- Genre: Period drama
- Directed by: David Giles; David Reid; Peter Potter;
- Starring: Eric Woofe; Stuart Wilson; Nikolas Simmonds; Tony Anholt; Anne Stallybrass; Barbara Ferris; Derek Jacobi; Christopher Benjamin;
- Composer: Cyril Ornadel
- Country of origin: United Kingdom
- No. of episodes: 8

Original release
- Release: 7 November – 19 December 1972

= The Strauss Family =

1972 television series

The Strauss Family is a 1972 British Associated Television series of eight episodes, about the family of composers of that name, including Johann Strauss I and his sons Johann Strauss II, Eduard Strauss and Josef Strauss.

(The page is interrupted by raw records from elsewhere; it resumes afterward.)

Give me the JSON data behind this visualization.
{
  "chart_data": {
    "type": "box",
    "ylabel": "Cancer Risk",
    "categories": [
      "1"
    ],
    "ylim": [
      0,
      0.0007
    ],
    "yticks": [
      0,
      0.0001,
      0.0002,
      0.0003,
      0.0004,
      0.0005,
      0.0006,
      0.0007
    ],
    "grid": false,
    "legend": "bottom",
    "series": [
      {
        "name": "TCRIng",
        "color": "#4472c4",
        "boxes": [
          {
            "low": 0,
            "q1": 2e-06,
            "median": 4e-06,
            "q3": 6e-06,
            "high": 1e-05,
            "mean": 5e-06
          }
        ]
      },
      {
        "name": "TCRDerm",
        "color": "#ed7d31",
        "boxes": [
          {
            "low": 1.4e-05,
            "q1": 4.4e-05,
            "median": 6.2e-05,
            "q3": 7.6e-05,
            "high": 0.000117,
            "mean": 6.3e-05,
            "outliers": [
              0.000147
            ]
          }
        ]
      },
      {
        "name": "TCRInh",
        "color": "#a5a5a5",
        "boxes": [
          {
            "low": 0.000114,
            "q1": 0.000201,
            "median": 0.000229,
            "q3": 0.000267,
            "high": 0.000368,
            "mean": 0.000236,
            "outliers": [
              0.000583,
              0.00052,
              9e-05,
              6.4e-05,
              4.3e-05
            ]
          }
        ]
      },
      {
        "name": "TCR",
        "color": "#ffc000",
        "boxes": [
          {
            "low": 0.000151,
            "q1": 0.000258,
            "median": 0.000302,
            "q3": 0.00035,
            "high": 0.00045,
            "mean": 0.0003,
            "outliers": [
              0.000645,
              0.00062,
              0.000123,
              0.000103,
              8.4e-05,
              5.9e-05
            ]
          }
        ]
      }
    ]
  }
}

The series was written by Anthony Skene, David Reid and David Butler, and directed by David Giles, David Reid and Peter Potter.

Anne Stallybrass was nominated for the British Academy Television Award for Best Actress for her portrayal of Anna Strauss.

ABC broadcast The Strauss Family in the United States from 5 May to 16 June 1973.

== Episodes ==

With original date of broadcast:

1. "Anna" – 7 November 1972
2. "Emilie" – 14 November 1972
3. "Schanni" – 21 November 1972
4. "Revolution" – 28 November 1972
5. "Josef" – 5 December 1972
6. "Hetti" – 12 December 1972
7. "Lili" – 19 December 1972
8. "Adele" – 19 December 1972

== Cast ==

- Eric Woofe as Johann Strauss I
- Stuart Wilson as Johann Strauss II
- Nikolas Simmonds and Louis Selwyn as Josef Strauss
- Tony Anholt as Eduard Strauss
- Anne Stallybrass as Anna Strauss
- Barbara Ferris as Emilie Trampusch
- Georgina Hale as Lili Dietrich
- Margaret Whiting as Hetti
- Derek Jacobi as Joseph Lanner
- Jane Seymour as Karoline
- Christopher Benjamin as Dommayer
- Henri Szeps as Edi's dresser

Most of the music was performed by members of the London Symphony Orchestra, conducted by the series' musical director Cyril Ornadel, and some played by the Band of Her Majesty's Lifeguards.

== Commercial release==

The series was released on DVD as a three-disc set in the United Kingdom by Acorn Media UK in 2007.